At the very end, as the soul releases itself from the body, the sacred
mantra is repeated as instructed by the preceptor.
Hinduism is not
absolutely black and white. Rather, it takes into account the broader
picture: How will this affect the soul? How will it affect humanity? How
will it affect future incarnations? All that must be taken into account if
a wise and compassionate, a right, decision is to be made on so serious a
matter. There are very few extraordinary exceptions in which self-willed
death is permitted. It is not enough that we are unhappy, disappointed,
going through a temporary anguish such as loss of loved ones, or some
physical injury or personal loss. That is called life, and it is
strengthening for the soul to endure such experiences. It is not enough
that we are filled with sorrow or suffering some illness, one of the
thousands that beset human beings on this planet. None of these is enough
to justify suicide, and thus it is an ignoble act.
But in their
love, their wisdom of the meaning and purpose of life, the rishis, the
divine lawmakers, provided an alternative for extraordinary human
suffering. They knew that suffering for its own sake with no possible end
in view is not conducive to spiritual progress. So, in rare circumstances,
they gave the anguished embodied soul a way to systematically, nobly and
acceptably, even to loved ones, release itself from embodiment. They knew,
too, that life is more than a body, that the soul is immortal, that a
proper exit can, in fact, be elevating.
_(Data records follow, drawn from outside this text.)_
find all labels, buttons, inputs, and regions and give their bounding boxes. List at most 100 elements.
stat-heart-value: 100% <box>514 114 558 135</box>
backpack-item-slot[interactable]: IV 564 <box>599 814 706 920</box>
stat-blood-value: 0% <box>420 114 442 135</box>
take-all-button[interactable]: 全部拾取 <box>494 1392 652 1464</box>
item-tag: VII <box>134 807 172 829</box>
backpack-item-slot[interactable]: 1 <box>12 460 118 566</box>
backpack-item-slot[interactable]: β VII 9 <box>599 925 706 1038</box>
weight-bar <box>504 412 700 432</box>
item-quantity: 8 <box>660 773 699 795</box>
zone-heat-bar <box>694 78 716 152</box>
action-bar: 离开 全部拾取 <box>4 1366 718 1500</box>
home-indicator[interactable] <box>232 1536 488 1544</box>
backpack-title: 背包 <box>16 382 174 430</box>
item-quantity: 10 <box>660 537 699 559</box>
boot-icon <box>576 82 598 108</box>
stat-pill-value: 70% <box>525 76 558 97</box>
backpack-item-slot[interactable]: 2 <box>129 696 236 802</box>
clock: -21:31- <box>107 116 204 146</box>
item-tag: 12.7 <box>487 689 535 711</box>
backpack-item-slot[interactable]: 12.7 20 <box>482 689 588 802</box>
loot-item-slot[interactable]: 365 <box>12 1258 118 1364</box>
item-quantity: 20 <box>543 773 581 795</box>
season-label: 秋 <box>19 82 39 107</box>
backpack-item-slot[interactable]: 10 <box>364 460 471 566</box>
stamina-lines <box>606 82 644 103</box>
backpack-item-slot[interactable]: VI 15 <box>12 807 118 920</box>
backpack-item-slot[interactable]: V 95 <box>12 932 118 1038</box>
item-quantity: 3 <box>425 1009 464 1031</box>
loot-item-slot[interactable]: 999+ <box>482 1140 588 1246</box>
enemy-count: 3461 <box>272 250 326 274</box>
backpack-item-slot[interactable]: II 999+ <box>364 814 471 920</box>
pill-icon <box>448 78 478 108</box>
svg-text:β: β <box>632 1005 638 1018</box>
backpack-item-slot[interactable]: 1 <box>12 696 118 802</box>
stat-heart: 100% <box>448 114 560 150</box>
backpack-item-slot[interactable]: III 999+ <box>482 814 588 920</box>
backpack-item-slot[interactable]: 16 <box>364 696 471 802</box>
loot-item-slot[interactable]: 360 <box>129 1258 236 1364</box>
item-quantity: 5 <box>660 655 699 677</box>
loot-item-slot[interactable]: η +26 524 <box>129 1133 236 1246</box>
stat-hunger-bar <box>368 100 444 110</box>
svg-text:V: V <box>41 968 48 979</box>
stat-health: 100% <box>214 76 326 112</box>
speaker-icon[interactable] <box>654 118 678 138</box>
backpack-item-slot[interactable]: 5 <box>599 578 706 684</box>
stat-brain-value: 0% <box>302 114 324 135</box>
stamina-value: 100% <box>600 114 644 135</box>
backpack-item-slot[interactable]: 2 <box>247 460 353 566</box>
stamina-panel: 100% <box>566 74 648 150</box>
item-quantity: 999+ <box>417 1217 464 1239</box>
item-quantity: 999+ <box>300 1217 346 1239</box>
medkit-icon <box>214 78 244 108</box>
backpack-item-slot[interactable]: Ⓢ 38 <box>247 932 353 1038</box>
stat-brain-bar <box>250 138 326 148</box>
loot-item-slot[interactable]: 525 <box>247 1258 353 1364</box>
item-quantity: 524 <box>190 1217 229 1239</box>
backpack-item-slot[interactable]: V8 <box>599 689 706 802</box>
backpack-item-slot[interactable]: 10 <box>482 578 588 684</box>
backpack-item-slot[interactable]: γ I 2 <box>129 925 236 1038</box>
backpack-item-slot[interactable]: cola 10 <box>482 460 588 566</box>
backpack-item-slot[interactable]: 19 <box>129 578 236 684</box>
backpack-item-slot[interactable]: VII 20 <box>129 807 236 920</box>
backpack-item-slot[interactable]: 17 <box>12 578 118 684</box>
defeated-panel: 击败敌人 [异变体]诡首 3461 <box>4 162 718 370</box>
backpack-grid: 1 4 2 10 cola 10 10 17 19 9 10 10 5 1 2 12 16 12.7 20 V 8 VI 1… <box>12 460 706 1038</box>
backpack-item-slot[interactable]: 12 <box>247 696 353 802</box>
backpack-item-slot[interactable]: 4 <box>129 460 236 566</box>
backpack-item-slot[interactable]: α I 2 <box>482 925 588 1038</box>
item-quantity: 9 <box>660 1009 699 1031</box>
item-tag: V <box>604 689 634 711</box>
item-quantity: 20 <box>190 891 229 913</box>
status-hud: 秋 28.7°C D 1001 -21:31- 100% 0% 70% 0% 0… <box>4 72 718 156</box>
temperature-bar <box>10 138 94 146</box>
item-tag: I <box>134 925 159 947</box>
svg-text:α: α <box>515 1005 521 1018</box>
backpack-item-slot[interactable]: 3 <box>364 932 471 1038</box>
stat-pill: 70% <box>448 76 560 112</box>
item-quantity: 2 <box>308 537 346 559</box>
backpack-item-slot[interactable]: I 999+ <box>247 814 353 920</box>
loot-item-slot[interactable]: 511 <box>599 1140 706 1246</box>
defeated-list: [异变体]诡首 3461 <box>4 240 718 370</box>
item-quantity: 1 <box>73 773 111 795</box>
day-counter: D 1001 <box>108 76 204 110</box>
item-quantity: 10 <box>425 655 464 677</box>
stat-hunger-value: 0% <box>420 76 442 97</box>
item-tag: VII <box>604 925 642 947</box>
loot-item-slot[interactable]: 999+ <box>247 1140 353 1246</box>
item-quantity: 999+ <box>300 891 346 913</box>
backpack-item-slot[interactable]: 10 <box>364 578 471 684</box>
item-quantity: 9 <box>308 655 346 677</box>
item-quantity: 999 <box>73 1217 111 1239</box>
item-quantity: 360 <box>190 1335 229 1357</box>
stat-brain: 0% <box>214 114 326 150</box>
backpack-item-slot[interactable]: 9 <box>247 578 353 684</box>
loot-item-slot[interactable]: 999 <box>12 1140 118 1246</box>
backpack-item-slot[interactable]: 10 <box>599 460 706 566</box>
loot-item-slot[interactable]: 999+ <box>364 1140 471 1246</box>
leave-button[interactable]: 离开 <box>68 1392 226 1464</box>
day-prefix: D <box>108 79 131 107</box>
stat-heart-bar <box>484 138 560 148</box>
Death for Hindus is the most
exalted human experience - a grand and important departure called
maliaprastliana in Sanskrit. To leave the body in the right frame of mind,
in the right consciousness, through the highest possible chakra is a key
to spiritual progress. The seers did not want unrelenting pain and
hopelessness to be the only possibilities facing a soul whose body was
failing, whose only experience was pain without reprieve. So they devised
a kindly way, a reasonable way for those, especially the elderly and the
terminally diseased, to choose release. What a wonderful wisdom. No killer
drugs, no violence, no involvement of another human being, with all the
karmic entanglements that inevitably produces. No pain, no sudden or
impulsive decision - instead, a quiet, slow, natural exit from the body,
coupled with spiritual practices, with mantras and tantras, with
scriptural readings, with joyous release, recognition and support from
friends and relations.
Now we can see that we must live through
life's patterns. When concerned parents want young ones to excel in their
studies and you are not able to fulfill these expectations, don't kill
yourself. If you keep on failing, just keep going, and eventually you will
prevail. Prayers to our Great Lord Ganesha can help with such matters as
this.
When loved ones leave or a divorce is imminent, killing the
body is not the way. Actually, it is against the law of most lands to even
try. If you are young and not at all ill, then Hinduism does not permit it
either. Just realize that what you are experiencing is what you justly
deserve because you gave it out abundantly in a former birth. Live on.
Don't die. With abortion flourishing (which is also, by the way, against
Hindu Dharma except to save the life of the mother) good bodies are hard
to get. In Hinduism the only rigid rule is wisdom.